The vaccination campaign, in and around Somali refugee camps in Kenya, resulted in high vaccination coverage, despite concerns that it would be hard to reach a lot of the children who needed the vaccine.
Follow-up surveys suggest that nearly 93 per cent of children in the camps and almost 96 per cent of children in nearby communities received the combination of oral and injectable polio vaccine, known respectively as OPV and IPV.
One hitch, however, involved the children of nomads who live in the region.
Coverage among those children was quite low, around 34 per cent; many said later they didn't know about the vaccination campaign or didn't know where to bring their children to get vaccinated.
Still, as the global campaign spearheading polio eradication efforts gets ready to start using IPV more broadly in developing countries, the Kenyan experience provides a hopeful sign it can be a useful tool.
"People, even in the public health community, have been skeptical that you actually could reach very many children in a campaign with an injectable (polio) vaccine," said Dr. Steven Wassilak, a point person with the U.S. Centers for Disease Control's polio team.
Details of the campaign and its outcome were reported Thursday in Morbidity and Mortality Weekly Report, a rapid publication journal published by the CDC.
The Global Polio Eradication Initiative is a partnership of the CDC, the service club Rotary International, the World Health Organization, UNICEF and the Bill and Melinda Gates Foundation.
Oral polio vaccine has been the workhorse of the eradication effort since its start in 1988. Cheap and easy to administer, OPV has protected billions of children from paralysis. But the vaccine has a couple of unwelcome features.
On rare occasions a child who gets the vaccine will develop polio; that happens at a rate of about one case per every 2.7 million first doses of OPV given. As well, OPV-vaccinated children shed viruses in their stools. In settings where hygiene is poor those viruses can spread to other children, immunizing them too. But if the vaccine viruses continue to circulate, they can regain the virulence that was engineered out of them in the vaccine manufacturing process. And those viruses can cause paralysis too.
(IPV, which is used in most developed countries, including in Canada, is made up of killed viruses and cannot cause polio.)
To stop those vaccine viruses from spreading, eventually the world will need to cease using OPV. Before then, in 2016, the WHO would like to take one component out the oral vaccine, which protects against three strains of polio, Types 1, 2 and 3. Type 2 viruses haven't been seen since 1999, so for several years now all Type 2 infections have been caused by the vaccine viruses.
Given that Type 2 vaccine viruses are still spreading in some parts of the world, the plan is to get all countries that use OPV to give each child at least one dose of the more expensive injectable vaccine before the Type 2 component is dropped from OPV. That would ensure all children have some protection against Type 2.

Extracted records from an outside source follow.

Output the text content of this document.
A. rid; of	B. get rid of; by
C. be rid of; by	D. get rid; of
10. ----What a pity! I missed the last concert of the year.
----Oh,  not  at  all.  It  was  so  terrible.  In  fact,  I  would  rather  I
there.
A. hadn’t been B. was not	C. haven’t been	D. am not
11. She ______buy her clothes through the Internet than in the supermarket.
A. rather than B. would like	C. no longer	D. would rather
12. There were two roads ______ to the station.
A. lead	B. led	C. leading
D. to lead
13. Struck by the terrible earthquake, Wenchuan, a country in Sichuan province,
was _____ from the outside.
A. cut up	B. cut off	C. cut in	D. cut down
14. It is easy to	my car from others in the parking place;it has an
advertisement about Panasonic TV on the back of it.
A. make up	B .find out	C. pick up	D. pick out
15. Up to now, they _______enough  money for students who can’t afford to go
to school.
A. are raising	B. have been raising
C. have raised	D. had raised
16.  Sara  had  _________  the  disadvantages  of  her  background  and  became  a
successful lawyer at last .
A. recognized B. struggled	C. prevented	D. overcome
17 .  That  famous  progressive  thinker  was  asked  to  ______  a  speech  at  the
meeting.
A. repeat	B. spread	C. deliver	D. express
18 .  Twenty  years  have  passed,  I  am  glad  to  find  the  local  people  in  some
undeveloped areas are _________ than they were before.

But while many experts have been pushing for more use of IPV in developing countries, there have been concerns about the feasibility of doing that.

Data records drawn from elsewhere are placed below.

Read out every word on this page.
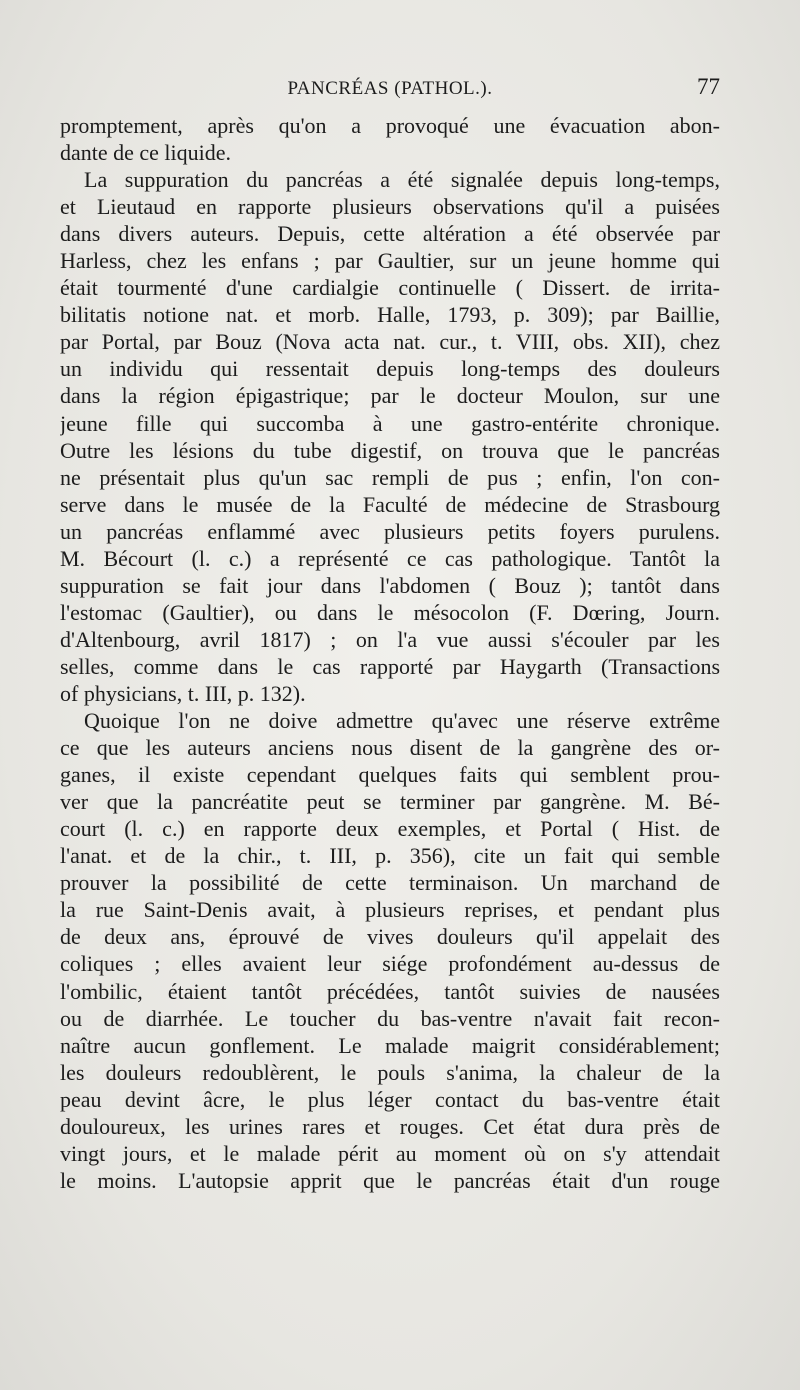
PANCRÉAS (PATHOL.).	77
promptement, après qu'on a provoqué une évacuation abon-
dante de ce liquide.
La suppuration du pancréas a été signalée depuis long-temps,
et Lieutaud en rapporte plusieurs observations qu'il a puisées
dans divers auteurs. Depuis, cette altération a été observée par
Harless, chez les enfans ; par Gaultier, sur un jeune homme qui
était tourmenté d'une cardialgie continuelle ( Dissert. de irrita-
bilitatis notione nat. et morb. Halle, 1793, p. 309); par Baillie,
par Portal, par Bouz (Nova acta nat. cur., t. VIII, obs. XII), chez
un individu qui ressentait depuis long-temps des douleurs
dans la région épigastrique; par le docteur Moulon, sur une
jeune fille qui succomba à une gastro-entérite chronique.
Outre les lésions du tube digestif, on trouva que le pancréas
ne présentait plus qu'un sac rempli de pus ; enfin, l'on con-
serve dans le musée de la Faculté de médecine de Strasbourg
un pancréas enflammé avec plusieurs petits foyers purulens.
M. Bécourt (l. c.) a représenté ce cas pathologique. Tantôt la
suppuration se fait jour dans l'abdomen ( Bouz ); tantôt dans
l'estomac (Gaultier), ou dans le mésocolon (F. Dœring, Journ.
d'Altenbourg, avril 1817) ; on l'a vue aussi s'écouler par les
selles, comme dans le cas rapporté par Haygarth (Transactions
of physicians, t. III, p. 132).
Quoique l'on ne doive admettre qu'avec une réserve extrême
ce que les auteurs anciens nous disent de la gangrène des or-
ganes, il existe cependant quelques faits qui semblent prou-
ver que la pancréatite peut se terminer par gangrène. M. Bé-
court (l. c.) en rapporte deux exemples, et Portal ( Hist. de
l'anat. et de la chir., t. III, p. 356), cite un fait qui semble
prouver la possibilité de cette terminaison. Un marchand de
la rue Saint-Denis avait, à plusieurs reprises, et pendant plus
de deux ans, éprouvé de vives douleurs qu'il appelait des
coliques ; elles avaient leur siége profondément au-dessus de
l'ombilic, étaient tantôt précédées, tantôt suivies de nausées
ou de diarrhée. Le toucher du bas-ventre n'avait fait recon-
naître aucun gonflement. Le malade maigrit considérablement;
les douleurs redoublèrent, le pouls s'anima, la chaleur de la
peau devint âcre, le plus léger contact du bas-ventre était
douloureux, les urines rares et rouges. Cet état dura près de
vingt jours, et le malade périt au moment où on s'y attendait
le moins. L'autopsie apprit que le pancréas était d'un rouge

Where oral vaccine can be and is given by trained volunteers, the injectable vaccine has to be administered by a health-care worker. There were also fears some parents might not want their children getting the unfamiliar vaccine, coming as it does in a needle. And there are concerns about the safe disposal of what could amount to millions of used syringes.

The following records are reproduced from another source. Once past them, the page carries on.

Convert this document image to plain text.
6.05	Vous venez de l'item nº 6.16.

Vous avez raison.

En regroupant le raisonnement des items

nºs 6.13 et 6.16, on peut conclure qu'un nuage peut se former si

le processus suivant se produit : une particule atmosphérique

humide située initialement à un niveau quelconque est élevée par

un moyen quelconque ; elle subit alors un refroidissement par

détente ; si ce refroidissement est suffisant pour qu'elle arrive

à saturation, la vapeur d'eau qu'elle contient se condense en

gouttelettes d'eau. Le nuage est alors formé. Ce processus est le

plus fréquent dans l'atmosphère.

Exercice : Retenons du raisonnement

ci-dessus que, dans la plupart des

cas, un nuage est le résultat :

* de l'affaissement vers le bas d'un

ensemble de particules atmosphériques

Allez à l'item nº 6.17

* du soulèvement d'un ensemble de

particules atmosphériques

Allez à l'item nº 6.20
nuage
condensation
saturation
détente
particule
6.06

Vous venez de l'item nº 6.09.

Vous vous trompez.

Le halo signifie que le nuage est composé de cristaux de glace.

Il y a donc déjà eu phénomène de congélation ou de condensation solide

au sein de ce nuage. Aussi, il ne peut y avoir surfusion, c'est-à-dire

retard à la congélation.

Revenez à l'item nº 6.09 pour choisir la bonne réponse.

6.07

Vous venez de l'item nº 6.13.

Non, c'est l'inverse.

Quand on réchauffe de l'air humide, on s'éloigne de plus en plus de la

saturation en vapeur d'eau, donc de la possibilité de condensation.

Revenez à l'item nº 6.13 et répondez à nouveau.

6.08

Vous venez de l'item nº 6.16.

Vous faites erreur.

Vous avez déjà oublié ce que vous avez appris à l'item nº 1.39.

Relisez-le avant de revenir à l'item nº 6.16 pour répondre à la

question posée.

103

The Kenyan outbreak provided an opportunity to test the practicality of combining OPV and IPV in a developing world setting.
The outbreak, which began in April 2013, centred around refugee camps housing Somalis who had fled their war-torn country. To date there have been 217 confirmed cases of paralytic in the outbreak.
The campaign to give both the oral and injectable vaccine at one time targeted 126,000 children under age five living in the refugee camps and the surrounding communities near the Kenya-Somalia border.
The effort worked better than some skeptics might have thought, but it wasn't without problems. One child received a dose of the oral vaccine by injection and had pain and inflammation at the injection site, but recovered.
In some cases, vials of injectable vaccine — which must be stored in a fridge — were frozen by accident. And some problems with injection techniques were observed.
Wassilak, who was not directly involved in the study, said it showed the critical importance of adequate training of staff in a campaign like this.
Still, the results have prompted polio eradication leaders to think about trying the OPV-IPV combination out in other settings, including places like western Pakistan to which vaccination teams have a hard time gaining access.
The thought, he said, is that if teams can rarely access children in war zones or places where resistance to polio vaccine is high, using the combination might increase the chance a child will be protected. Oral vaccine alone can require multiple doses to do the trick, especially in place where children are malnourished or suffer from diarrheal diseases.
"IPV-OPV campaigns could be considered to improve population immunity and accelerate interruption of poliovirus transmission in other polio outbreaks and in certain areas where WPV (wild poliovirus) transmission is endemic," the authors of the report concluded.